Joy even thawed a trifle, enough to drop a chilly kiss on her cousin's cheek and press a package of hair ribbons into her hand. Cecilia gazed at them sadly--in the world of youth, hair ribbons were what you got someone when they were not an especial friend--they were what you got someone when you didn't know what else to get them. But Cecilia was determined to make an effort, since Joyce was. She tied one of the pink ribbons around her hair--even though it did not match her blue dress--and said, very cordially, "Thank you, Joy. I saw these ribbons in Carter Flag's store. My, they're pretty!"

"Well, I had to get you something," Joy sniffed. "And I suppose they aren't as nice as the ones you'd get in Montreal, but perhaps they'll do."

Cecilia's spirits sank the tiniest bit after that but were soon buoyed up by the exuberance of everyone at the party. The girls and boys of Glen St. Mary were a fun, spirited bunch, weren't they? And the aunts hadn't been sure what kind of cake she liked best so they made three kinds--chocolate, vanilla, and lemon! Who could ask for more wonderful aunts?

There was a fireworks show put on by the uncles after they all had cake, and as the last of the blazing sparks died away, Blythe stood up to deliver Cecilia his present to her.

"A poem," he said in his grave, stately way, and read,

O naiad fair with shining hair

As black as blackest night

Your skin is white and eyes are blue--

You are a lovely sight!

It was a very valiant attempt for such a young boy, but the grownups had to grin and bite their lips to keep from laughing. The younger fry, however, were amazed and rapt. Trudy squeezed Cecilia's hand and Bertie sighed, "Oh, how I wish someone would write so about me!"

"He--hasn't--said it's about me," said Cecilia, who was blushing with embarrasment and glowing with pride simultaneously.

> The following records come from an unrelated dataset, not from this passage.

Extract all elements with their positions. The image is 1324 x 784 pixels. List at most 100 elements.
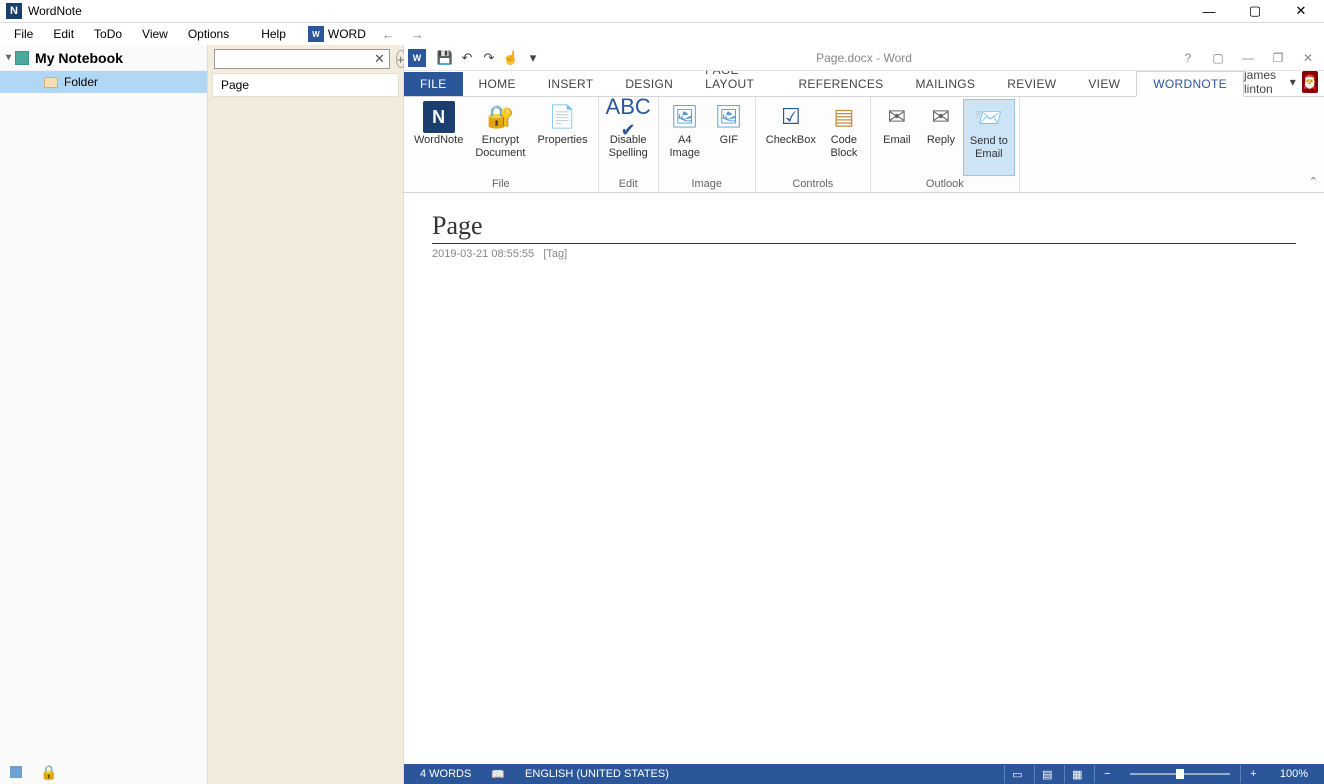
word-minimize-button[interactable]: —: [1236, 51, 1260, 65]
zoom-in-button[interactable]: +: [1240, 765, 1266, 783]
word-panel: W 💾 ↶ ↷ ☝ ▾ Page.docx - Word ? ▢ — ❐ ✕ F…: [404, 45, 1324, 784]
menu-todo[interactable]: ToDo: [84, 24, 132, 44]
title-bar: N WordNote — ▢ ✕: [0, 0, 1324, 23]
tab-file[interactable]: FILE: [404, 72, 463, 96]
a4-image-icon: 🖼: [669, 101, 701, 133]
tab-wordnote[interactable]: WORDNOTE: [1136, 71, 1244, 97]
reply-icon: ✉: [925, 101, 957, 133]
ribbon-group-controls: ☑ CheckBox ▤ Code Block Controls: [756, 97, 871, 192]
ribbon-group-file: N WordNote 🔐 Encrypt Document 📄 Properti…: [404, 97, 599, 192]
group-label-file: File: [492, 176, 510, 192]
notebook-icon: [15, 51, 29, 65]
window-minimize-button[interactable]: —: [1186, 0, 1232, 23]
a4-image-button[interactable]: 🖼 A4 Image: [663, 99, 707, 176]
ribbon-display-button[interactable]: ▢: [1206, 51, 1230, 65]
clear-search-icon[interactable]: ✕: [374, 51, 385, 67]
print-layout-button[interactable]: ▤: [1034, 765, 1060, 783]
group-label-edit: Edit: [619, 176, 638, 192]
status-words[interactable]: 4 WORDS: [410, 768, 481, 780]
checkbox-button[interactable]: ☑ CheckBox: [760, 99, 822, 176]
page-meta: 2019-03-21 08:55:55 [Tag]: [432, 248, 1296, 260]
web-layout-button[interactable]: ▦: [1064, 765, 1090, 783]
encrypt-document-button[interactable]: 🔐 Encrypt Document: [469, 99, 531, 176]
touch-mode-button[interactable]: ☝: [500, 47, 522, 69]
user-avatar: 🎅: [1302, 71, 1318, 93]
search-box[interactable]: ✕: [214, 49, 390, 69]
properties-icon: 📄: [547, 101, 579, 133]
properties-button[interactable]: 📄 Properties: [531, 99, 593, 176]
user-account[interactable]: james linton ▾ 🎅: [1244, 68, 1324, 96]
chevron-down-icon: ▾: [6, 52, 11, 63]
window-close-button[interactable]: ✕: [1278, 0, 1324, 23]
send-to-email-button[interactable]: 📨 Send to Email: [963, 99, 1015, 176]
sidebar-folder-item[interactable]: Folder: [0, 71, 207, 93]
checkbox-icon: ☑: [775, 101, 807, 133]
folder-label: Folder: [64, 75, 98, 89]
email-button[interactable]: ✉ Email: [875, 99, 919, 176]
tab-references[interactable]: REFERENCES: [782, 72, 899, 96]
lock-icon[interactable]: 🔒: [40, 764, 57, 781]
save-button[interactable]: 💾: [434, 47, 456, 69]
reply-button[interactable]: ✉ Reply: [919, 99, 963, 176]
status-language[interactable]: ENGLISH (UNITED STATES): [515, 768, 679, 780]
collapse-ribbon-button[interactable]: ⌃: [1309, 175, 1318, 188]
nav-forward-button[interactable]: →: [403, 27, 432, 42]
group-label-outlook: Outlook: [926, 176, 964, 192]
notebook-sidebar: ▾ My Notebook Folder 🔒: [0, 45, 208, 784]
tab-design[interactable]: DESIGN: [609, 72, 689, 96]
menu-file[interactable]: File: [4, 24, 43, 44]
notebook-header[interactable]: ▾ My Notebook: [0, 45, 207, 71]
zoom-level[interactable]: 100%: [1270, 768, 1318, 780]
disable-spelling-button[interactable]: ABC✔ Disable Spelling: [603, 99, 654, 176]
undo-button[interactable]: ↶: [456, 47, 478, 69]
menu-help[interactable]: Help: [251, 24, 296, 44]
ribbon-group-edit: ABC✔ Disable Spelling Edit: [599, 97, 659, 192]
tab-review[interactable]: REVIEW: [991, 72, 1072, 96]
send-to-email-icon: 📨: [973, 102, 1005, 134]
wordnote-button[interactable]: N WordNote: [408, 99, 469, 176]
menu-edit[interactable]: Edit: [43, 24, 84, 44]
menu-view[interactable]: View: [132, 24, 178, 44]
ribbon-group-outlook: ✉ Email ✉ Reply 📨 Send to Email Outlook: [871, 97, 1020, 192]
lock-key-icon: 🔐: [484, 101, 516, 133]
window-maximize-button[interactable]: ▢: [1232, 0, 1278, 23]
page-tag[interactable]: [Tag]: [543, 248, 567, 260]
page-title[interactable]: Page: [432, 211, 1296, 244]
status-proofing[interactable]: 📖: [481, 768, 515, 781]
tab-mailings[interactable]: MAILINGS: [899, 72, 991, 96]
gif-icon: 🖼: [713, 101, 745, 133]
word-doc-icon: W: [408, 49, 426, 67]
qat-customize-button[interactable]: ▾: [522, 47, 544, 69]
word-close-button[interactable]: ✕: [1296, 51, 1320, 65]
status-bar: 4 WORDS 📖 ENGLISH (UNITED STATES) ▭ ▤ ▦ …: [404, 764, 1324, 784]
redo-button[interactable]: ↷: [478, 47, 500, 69]
document-title: Page.docx - Word: [816, 51, 912, 65]
group-label-controls: Controls: [792, 176, 833, 192]
word-label: WORD: [328, 27, 366, 41]
email-icon: ✉: [881, 101, 913, 133]
word-restore-button[interactable]: ❐: [1266, 51, 1290, 65]
tab-insert[interactable]: INSERT: [532, 72, 610, 96]
code-block-button[interactable]: ▤ Code Block: [822, 99, 866, 176]
note-icon[interactable]: [10, 766, 22, 778]
ribbon-tabs: FILE HOME INSERT DESIGN PAGE LAYOUT REFE…: [404, 71, 1324, 97]
code-block-icon: ▤: [828, 101, 860, 133]
zoom-out-button[interactable]: −: [1094, 765, 1120, 783]
page-list-item[interactable]: Page: [212, 73, 399, 97]
nav-back-button[interactable]: ←: [374, 27, 403, 42]
app-icon: N: [6, 3, 22, 19]
spellcheck-icon: ABC✔: [612, 101, 644, 133]
read-mode-button[interactable]: ▭: [1004, 765, 1030, 783]
notebook-title: My Notebook: [35, 50, 123, 66]
menu-options[interactable]: Options: [178, 24, 239, 44]
page-timestamp: 2019-03-21 08:55:55: [432, 248, 534, 260]
app-title: WordNote: [28, 4, 82, 18]
tab-view[interactable]: VIEW: [1072, 72, 1136, 96]
search-input[interactable]: [219, 52, 374, 66]
zoom-slider[interactable]: [1130, 773, 1230, 775]
gif-button[interactable]: 🖼 GIF: [707, 99, 751, 176]
document-area[interactable]: Page 2019-03-21 08:55:55 [Tag]: [404, 193, 1324, 764]
tab-home[interactable]: HOME: [463, 72, 532, 96]
zoom-slider-knob[interactable]: [1176, 769, 1184, 779]
help-button[interactable]: ?: [1176, 51, 1200, 65]
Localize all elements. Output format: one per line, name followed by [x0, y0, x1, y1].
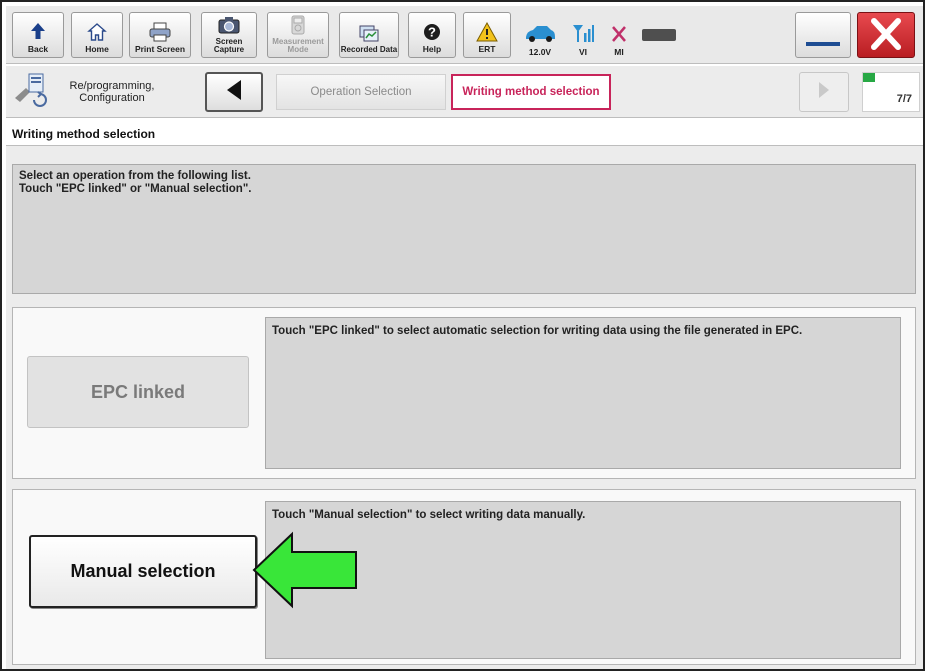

"Of course it is," Cathy Douglas hissed. "Shh!--there's another stanza."

Blythe continued.

O dryad fair I want to share

This poem for your praise

I know you will be just as fair

Until the end of days.

The party guests--especially the girls--squealed and clapped. Cecilia was kissed by all those around her and basked in the glow of Blythe's smile. Why, did he really think her fair? She flushed prettily--at that moment she was the prettiest girl in the room. Her beauty was like a slender white lily or a blithe, dancing iris. Joy saw this and scowled--and Cecilia saw the scowl. In the early moonlight Joy's eyes flashed like white lightning--and some of the bloom went off the party for Cecilia.

"Oh why," she thought, with a pang of irritation, "doesn't Joyce like me?"